Les enjeux sont de taille pour le groupe pétrolier au regard des demandes des plaignants dans cette procédure inédite: la cessation des nouveaux projets d'hydrocarbures, une réduction de la production de pétrole de 37% en 2030 et de 25% de celle du gaz à la même date.
Dans cette affaire, TotalEnergies se défend d'avoir à prendre des mesures engageantes dans son plan de vigilance concernant les émissions indirectes de gaz à effet de serre générées par l'usage de son pétrole et de son gaz par ses clients.
Pour le groupe pétrolier, "le devoir de vigilance" des grandes entreprises, introduit par une loi de 2017, "ne comprend pas le réchauffement climatique", qui serait seulement couvert par des obligations déclaratives c'est-à-dire la déclaration dans la comptabilité extrafinancière des quantités d'émissions dues à leur activité, avaient défendu ses avocats jeudi.
"On prend des engagements sur le sujet", mais "auprès de nos (...) investisseurs", a reconnu à la barre le directeur développement durable du groupe Aurélien Hamelle, disant que le non respect de ces engagements entraîne des "conséquences" mais que celles-ci ne sont "pas juridiques".
Au contraire, pour les quatre ONG à l'initiative de l'action, dont Sherpa et Notre Affaire à Tous, la loi sur le devoir de vigilance, lorsqu'elle évoque la "prévention" des "risques environnementaux", inclut aussi bien la pollution locale qu'un phénomène mondial comme le réchauffement climatique.
"Vendre des hydrocarbures pour qu'ils soient brûlés crée un risque" environnemental, ont ainsi justifié jeudi leurs avocats à la barre.
"Principe de responsabilité"
Cette question de droit était au cœur des plaidoiries jeudi et vendredi, avec l'intervention, fait rare pour un procès civil, du Parquet de Paris.
Si le procureur a reconnu jeudi que la "formulation employée par le législateur ne détermine pas la nature même des risques", "une exigence de protection trop globale" qui incomberait aux entreprises, "n'est pas envisageable," a-t-il ajouté, rejoignant les arguments de TotalEnergies.

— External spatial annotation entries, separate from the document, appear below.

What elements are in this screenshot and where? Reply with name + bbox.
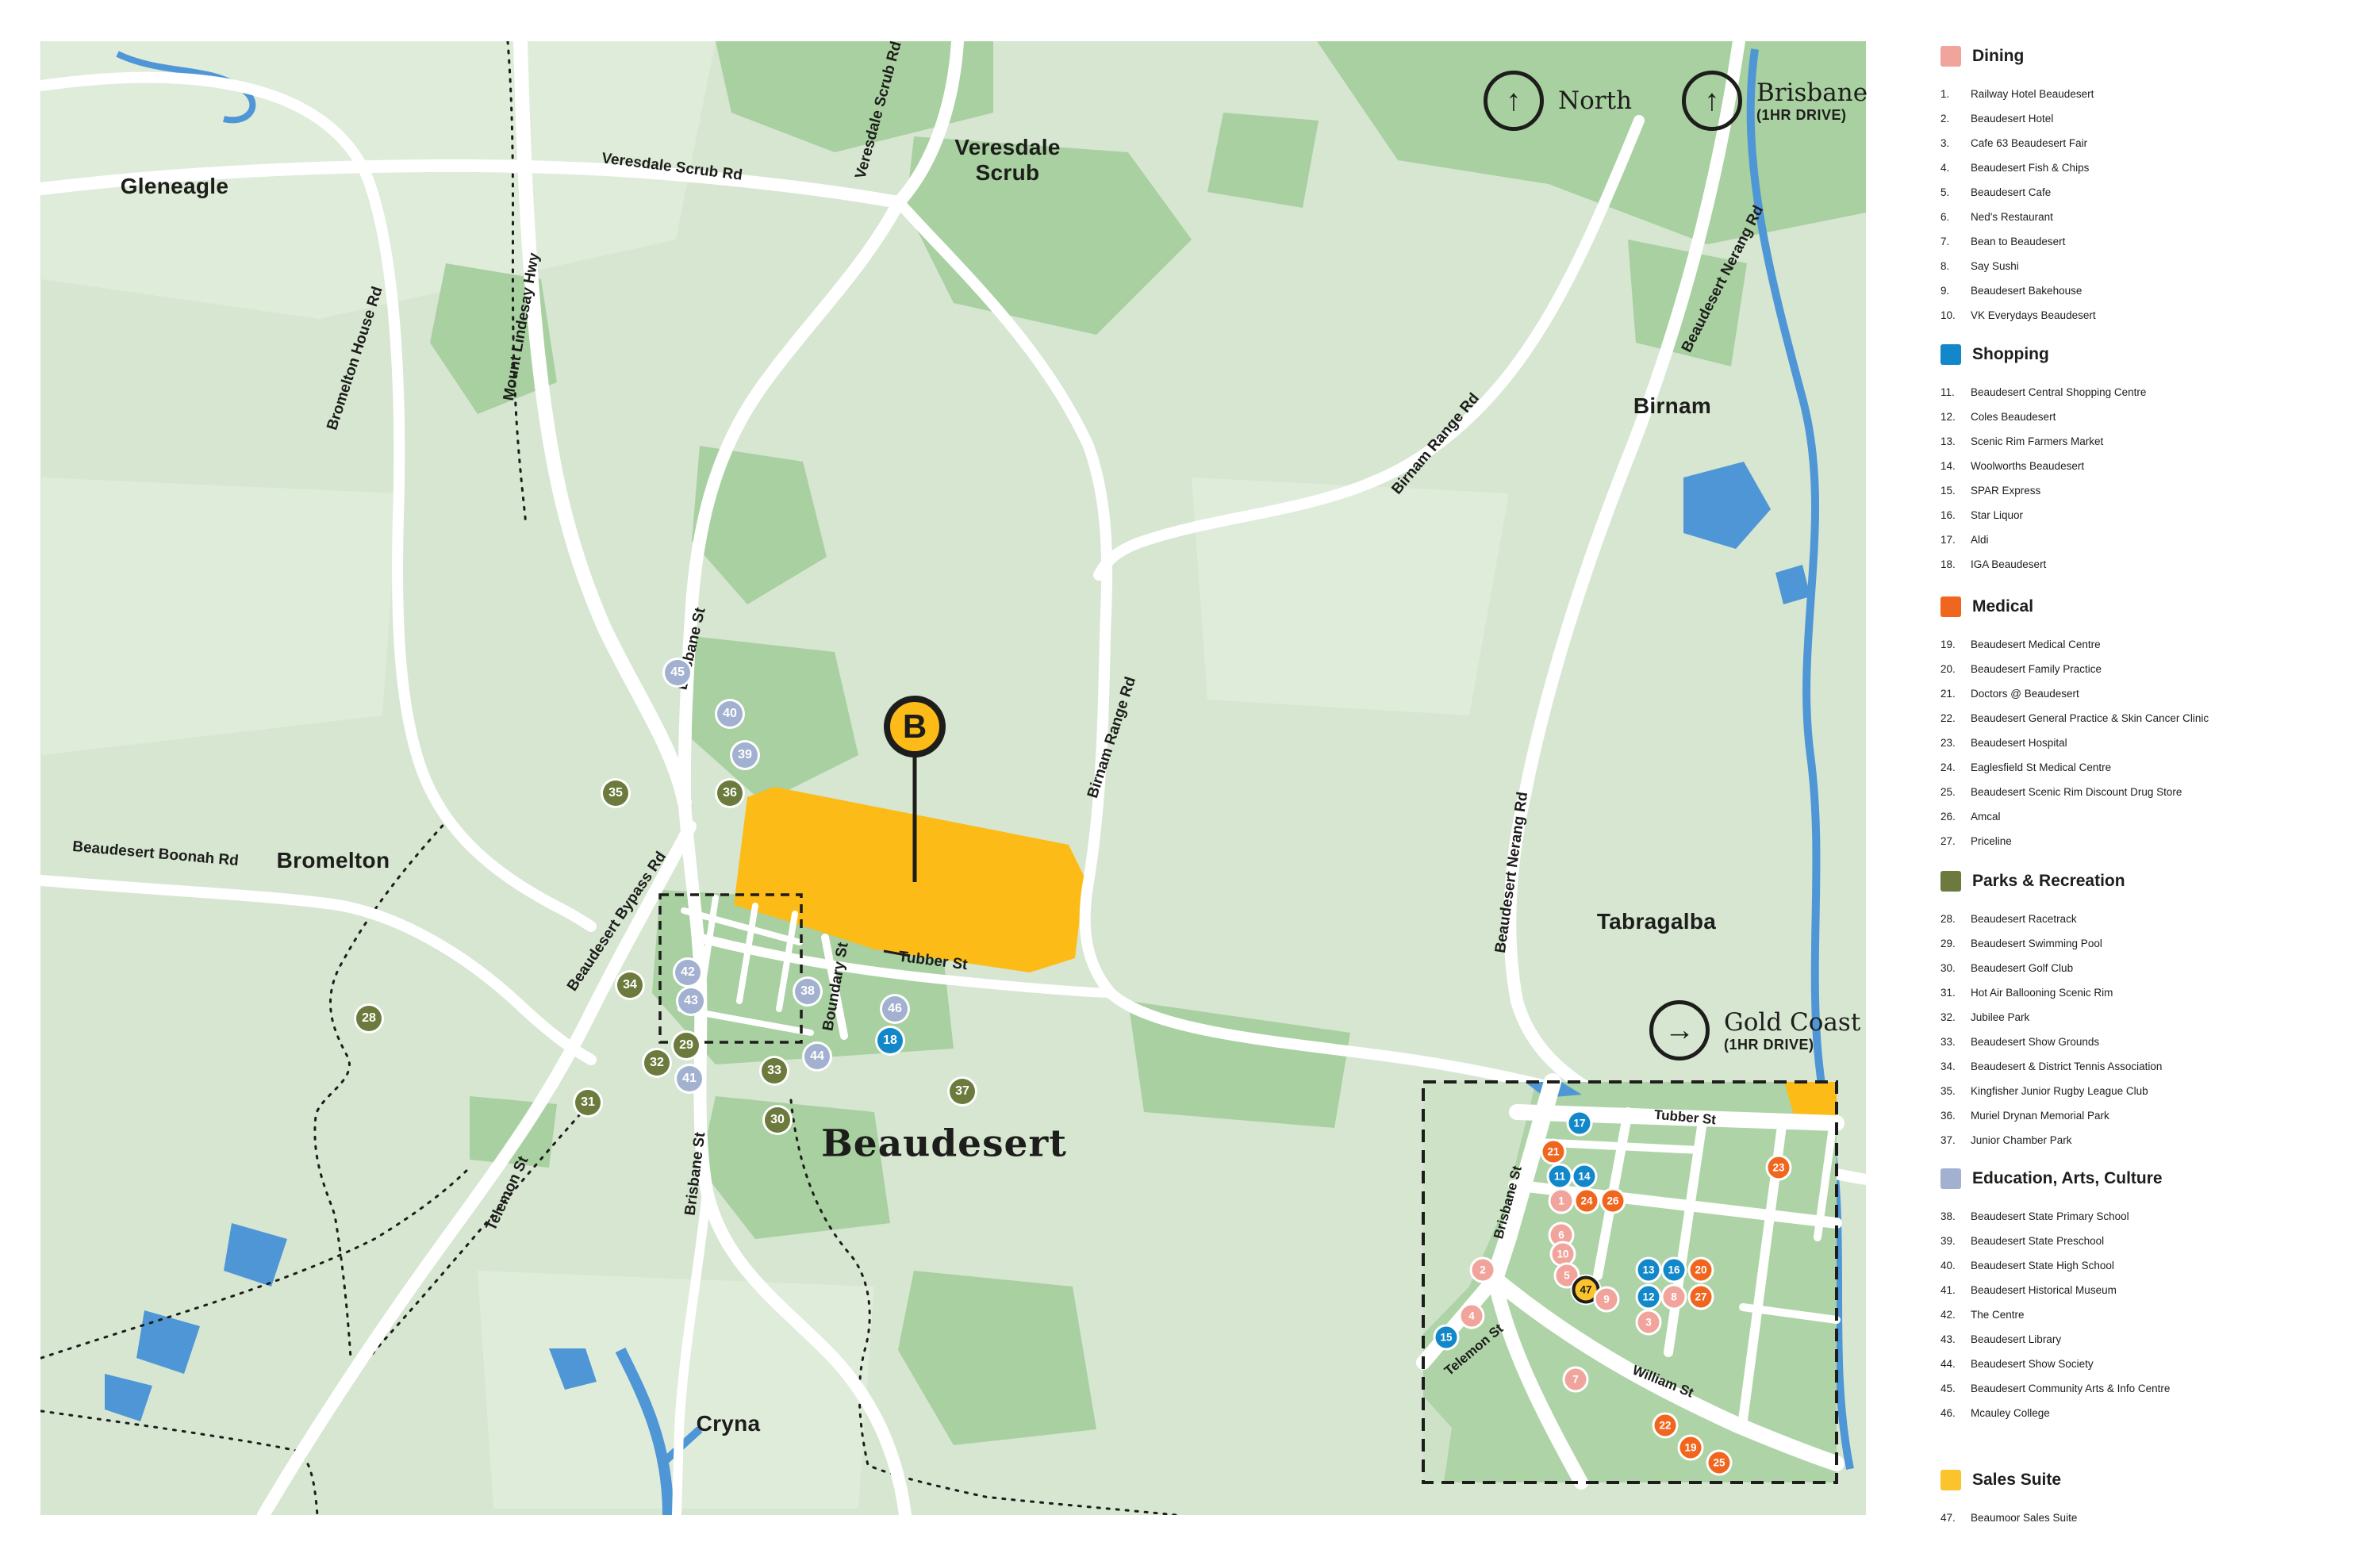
legend-item: 16.Star Liquor <box>1940 503 2369 527</box>
legend-swatch <box>1940 871 1961 892</box>
legend-item-number: 5. <box>1940 186 1971 198</box>
legend-item-label: Beaudesert Community Arts & Info Centre <box>1971 1383 2170 1394</box>
legend-item: 35.Kingfisher Junior Rugby League Club <box>1940 1079 2369 1103</box>
legend-section-parks-recreation: Parks & Recreation28.Beaudesert Racetrac… <box>1940 871 2369 1153</box>
legend-item-number: 13. <box>1940 435 1971 447</box>
legend-item-number: 35. <box>1940 1085 1971 1097</box>
legend-items: 11.Beaudesert Central Shopping Centre12.… <box>1940 380 2369 577</box>
legend-item-number: 2. <box>1940 113 1971 125</box>
legend-item-number: 17. <box>1940 534 1971 546</box>
legend-item: 6.Ned's Restaurant <box>1940 205 2369 229</box>
legend-item-label: Beaudesert State Primary School <box>1971 1210 2129 1222</box>
legend-item: 2.Beaudesert Hotel <box>1940 106 2369 131</box>
legend-item-label: Scenic Rim Farmers Market <box>1971 435 2103 447</box>
legend-item-number: 39. <box>1940 1235 1971 1247</box>
legend-item-number: 6. <box>1940 211 1971 223</box>
legend-item-label: Beaudesert Show Grounds <box>1971 1036 2099 1048</box>
legend-item: 45.Beaudesert Community Arts & Info Cent… <box>1940 1376 2369 1401</box>
legend-section-title-row: Sales Suite <box>1940 1470 2369 1490</box>
legend-item-label: Hot Air Ballooning Scenic Rim <box>1971 987 2113 999</box>
legend-item-label: Beaudesert General Practice & Skin Cance… <box>1971 712 2209 724</box>
legend-item-number: 38. <box>1940 1210 1971 1222</box>
legend-item-number: 28. <box>1940 913 1971 925</box>
legend-item-number: 45. <box>1940 1383 1971 1394</box>
legend-item: 20.Beaudesert Family Practice <box>1940 657 2369 681</box>
legend-item-number: 43. <box>1940 1333 1971 1345</box>
legend-item-number: 29. <box>1940 938 1971 949</box>
legend-item: 17.Aldi <box>1940 527 2369 552</box>
legend-items: 38.Beaudesert State Primary School39.Bea… <box>1940 1204 2369 1425</box>
legend-item-label: Beaudesert Swimming Pool <box>1971 938 2102 949</box>
legend-item-number: 23. <box>1940 737 1971 749</box>
legend-item: 13.Scenic Rim Farmers Market <box>1940 429 2369 454</box>
legend-item-label: Mcauley College <box>1971 1407 2050 1419</box>
legend-section-title: Education, Arts, Culture <box>1972 1169 2163 1188</box>
legend-item-label: Beaudesert State High School <box>1971 1260 2114 1271</box>
legend-item-number: 30. <box>1940 962 1971 974</box>
legend-item-label: Doctors @ Beaudesert <box>1971 688 2079 700</box>
legend-item-number: 33. <box>1940 1036 1971 1048</box>
legend-item: 9.Beaudesert Bakehouse <box>1940 278 2369 303</box>
legend-section-title-row: Shopping <box>1940 344 2369 365</box>
legend-item: 12.Coles Beaudesert <box>1940 405 2369 429</box>
legend-item: 33.Beaudesert Show Grounds <box>1940 1030 2369 1054</box>
legend-item-number: 12. <box>1940 411 1971 423</box>
legend-item: 26.Amcal <box>1940 804 2369 829</box>
legend-item: 30.Beaudesert Golf Club <box>1940 956 2369 980</box>
legend-item: 46.Mcauley College <box>1940 1401 2369 1425</box>
legend-section-title-row: Dining <box>1940 46 2369 67</box>
legend-item: 5.Beaudesert Cafe <box>1940 180 2369 205</box>
legend-item-label: Beaudesert State Preschool <box>1971 1235 2104 1247</box>
legend-swatch <box>1940 596 1961 617</box>
beaudesert-locality-map-page: GleneagleVeresdale ScrubBirnamBromeltonT… <box>0 0 2380 1561</box>
legend-section-title-row: Parks & Recreation <box>1940 871 2369 892</box>
legend-section-sales-suite: Sales Suite47.Beaumoor Sales Suite <box>1940 1470 2369 1530</box>
legend-item-label: Beaudesert Fish & Chips <box>1971 162 2089 174</box>
legend-item: 44.Beaudesert Show Society <box>1940 1352 2369 1376</box>
legend-item: 18.IGA Beaudesert <box>1940 552 2369 577</box>
legend-item-label: Jubilee Park <box>1971 1011 2029 1023</box>
legend-item: 4.Beaudesert Fish & Chips <box>1940 155 2369 180</box>
legend-item-label: Beaudesert Library <box>1971 1333 2061 1345</box>
legend-item: 36.Muriel Drynan Memorial Park <box>1940 1103 2369 1128</box>
legend-item: 39.Beaudesert State Preschool <box>1940 1229 2369 1253</box>
legend-item-label: Woolworths Beaudesert <box>1971 460 2084 472</box>
legend-item-number: 19. <box>1940 639 1971 650</box>
legend-item: 21.Doctors @ Beaudesert <box>1940 681 2369 706</box>
legend-item-number: 11. <box>1940 386 1971 398</box>
legend-item-label: Coles Beaudesert <box>1971 411 2056 423</box>
legend-item: 47.Beaumoor Sales Suite <box>1940 1505 2369 1530</box>
legend-item-label: Beaudesert Medical Centre <box>1971 639 2101 650</box>
legend-item: 40.Beaudesert State High School <box>1940 1253 2369 1278</box>
legend-item-label: Junior Chamber Park <box>1971 1134 2072 1146</box>
legend-item: 14.Woolworths Beaudesert <box>1940 454 2369 478</box>
legend-item-label: The Centre <box>1971 1309 2025 1321</box>
legend-item: 28.Beaudesert Racetrack <box>1940 907 2369 931</box>
legend-item-number: 36. <box>1940 1110 1971 1122</box>
legend-item: 23.Beaudesert Hospital <box>1940 731 2369 755</box>
legend-section-title: Shopping <box>1972 345 2049 364</box>
legend-item-number: 34. <box>1940 1060 1971 1072</box>
legend-item-number: 32. <box>1940 1011 1971 1023</box>
legend-item-number: 46. <box>1940 1407 1971 1419</box>
legend-item: 22.Beaudesert General Practice & Skin Ca… <box>1940 706 2369 731</box>
legend-item-number: 7. <box>1940 236 1971 247</box>
legend-item: 32.Jubilee Park <box>1940 1005 2369 1030</box>
legend-swatch <box>1940 344 1961 365</box>
legend-section-title-row: Medical <box>1940 596 2369 617</box>
legend-item: 1.Railway Hotel Beaudesert <box>1940 82 2369 106</box>
legend-item-number: 4. <box>1940 162 1971 174</box>
legend-item-label: Bean to Beaudesert <box>1971 236 2065 247</box>
legend-item-label: Cafe 63 Beaudesert Fair <box>1971 137 2087 149</box>
legend-item-number: 44. <box>1940 1358 1971 1370</box>
legend-items: 47.Beaumoor Sales Suite <box>1940 1505 2369 1530</box>
legend-item-label: Eaglesfield St Medical Centre <box>1971 761 2111 773</box>
legend-item-label: VK Everydays Beaudesert <box>1971 309 2096 321</box>
legend-item-number: 16. <box>1940 509 1971 521</box>
legend-item: 42.The Centre <box>1940 1302 2369 1327</box>
legend-item-number: 18. <box>1940 558 1971 570</box>
legend-item-label: Beaudesert Cafe <box>1971 186 2051 198</box>
legend-items: 28.Beaudesert Racetrack29.Beaudesert Swi… <box>1940 907 2369 1153</box>
legend-item-label: SPAR Express <box>1971 485 2040 497</box>
legend-item: 3.Cafe 63 Beaudesert Fair <box>1940 131 2369 155</box>
legend-item-number: 40. <box>1940 1260 1971 1271</box>
legend-items: 1.Railway Hotel Beaudesert2.Beaudesert H… <box>1940 82 2369 328</box>
legend-item-number: 41. <box>1940 1284 1971 1296</box>
legend-item-label: Beaudesert Family Practice <box>1971 663 2102 675</box>
legend-item-label: Beaudesert Racetrack <box>1971 913 2077 925</box>
legend-item: 43.Beaudesert Library <box>1940 1327 2369 1352</box>
legend-item-label: Beaudesert Show Society <box>1971 1358 2094 1370</box>
legend-item-number: 10. <box>1940 309 1971 321</box>
legend-item-number: 20. <box>1940 663 1971 675</box>
legend-item-number: 14. <box>1940 460 1971 472</box>
legend-swatch <box>1940 1168 1961 1189</box>
legend-item-label: Aldi <box>1971 534 1989 546</box>
legend-item: 25.Beaudesert Scenic Rim Discount Drug S… <box>1940 780 2369 804</box>
legend-item: 41.Beaudesert Historical Museum <box>1940 1278 2369 1302</box>
legend-items: 19.Beaudesert Medical Centre20.Beaudeser… <box>1940 632 2369 853</box>
legend-item-label: Ned's Restaurant <box>1971 211 2053 223</box>
legend-item-number: 42. <box>1940 1309 1971 1321</box>
legend-section-shopping: Shopping11.Beaudesert Central Shopping C… <box>1940 344 2369 577</box>
legend-item-number: 21. <box>1940 688 1971 700</box>
legend-item: 29.Beaudesert Swimming Pool <box>1940 931 2369 956</box>
legend-swatch <box>1940 1470 1961 1490</box>
legend-item-number: 15. <box>1940 485 1971 497</box>
legend-item-label: Beaudesert Central Shopping Centre <box>1971 386 2146 398</box>
legend-section-title-row: Education, Arts, Culture <box>1940 1168 2369 1189</box>
legend-item: 19.Beaudesert Medical Centre <box>1940 632 2369 657</box>
legend-section-dining: Dining1.Railway Hotel Beaudesert2.Beaude… <box>1940 46 2369 328</box>
legend-item-label: Priceline <box>1971 835 2012 847</box>
legend-item-number: 25. <box>1940 786 1971 798</box>
legend-swatch <box>1940 46 1961 67</box>
legend-item-number: 22. <box>1940 712 1971 724</box>
legend-item-label: Beaudesert Historical Museum <box>1971 1284 2117 1296</box>
legend-item-label: Beaudesert Hospital <box>1971 737 2067 749</box>
legend-item-label: IGA Beaudesert <box>1971 558 2046 570</box>
legend-section-title: Dining <box>1972 47 2024 66</box>
legend-item: 8.Say Sushi <box>1940 254 2369 278</box>
legend-item-number: 1. <box>1940 88 1971 100</box>
legend-item-label: Beaudesert Golf Club <box>1971 962 2073 974</box>
legend-item-number: 31. <box>1940 987 1971 999</box>
legend-item: 31.Hot Air Ballooning Scenic Rim <box>1940 980 2369 1005</box>
legend-item: 10.VK Everydays Beaudesert <box>1940 303 2369 328</box>
legend-section-title: Medical <box>1972 597 2033 616</box>
legend-item-label: Say Sushi <box>1971 260 2019 272</box>
legend-item-number: 24. <box>1940 761 1971 773</box>
legend-item-label: Beaudesert Hotel <box>1971 113 2053 125</box>
inset-map <box>1423 1082 1837 1482</box>
legend-section-title: Parks & Recreation <box>1972 872 2125 891</box>
legend-item-number: 26. <box>1940 811 1971 823</box>
legend-section-medical: Medical19.Beaudesert Medical Centre20.Be… <box>1940 596 2369 853</box>
legend-item-label: Star Liquor <box>1971 509 2023 521</box>
legend-item: 34.Beaudesert & District Tennis Associat… <box>1940 1054 2369 1079</box>
legend-item-label: Muriel Drynan Memorial Park <box>1971 1110 2109 1122</box>
legend-item: 11.Beaudesert Central Shopping Centre <box>1940 380 2369 405</box>
legend-item-number: 47. <box>1940 1512 1971 1524</box>
legend-item-number: 27. <box>1940 835 1971 847</box>
legend-item-label: Amcal <box>1971 811 2001 823</box>
legend-item-label: Kingfisher Junior Rugby League Club <box>1971 1085 2148 1097</box>
legend-item-number: 37. <box>1940 1134 1971 1146</box>
legend-item: 7.Bean to Beaudesert <box>1940 229 2369 254</box>
legend-item-label: Beaudesert Scenic Rim Discount Drug Stor… <box>1971 786 2182 798</box>
legend-item-number: 9. <box>1940 285 1971 297</box>
legend-item-label: Beaudesert & District Tennis Association <box>1971 1060 2162 1072</box>
legend-item-number: 3. <box>1940 137 1971 149</box>
legend-section-title: Sales Suite <box>1972 1471 2061 1490</box>
legend-item-number: 8. <box>1940 260 1971 272</box>
legend-section-education-arts-culture: Education, Arts, Culture38.Beaudesert St… <box>1940 1168 2369 1425</box>
legend-item: 15.SPAR Express <box>1940 478 2369 503</box>
legend-item: 24.Eaglesfield St Medical Centre <box>1940 755 2369 780</box>
legend-item: 27.Priceline <box>1940 829 2369 853</box>
legend-item-label: Railway Hotel Beaudesert <box>1971 88 2094 100</box>
legend-item: 37.Junior Chamber Park <box>1940 1128 2369 1153</box>
site-pin: B <box>884 696 946 757</box>
legend-item-label: Beaumoor Sales Suite <box>1971 1512 2077 1524</box>
legend-item-label: Beaudesert Bakehouse <box>1971 285 2082 297</box>
legend-item: 38.Beaudesert State Primary School <box>1940 1204 2369 1229</box>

Plus particulièrement, les associations reprochent au groupe de "refuser d'intégrer" dans son plan de vigilance "ses émissions indirectes", celles de ses clients finaux, soit 342 millions de tonnes d'équivalent CO2 par an.
Vendredi, le tribunal entendait des scientifiques et des économistes du climat, à la demande des deux parties.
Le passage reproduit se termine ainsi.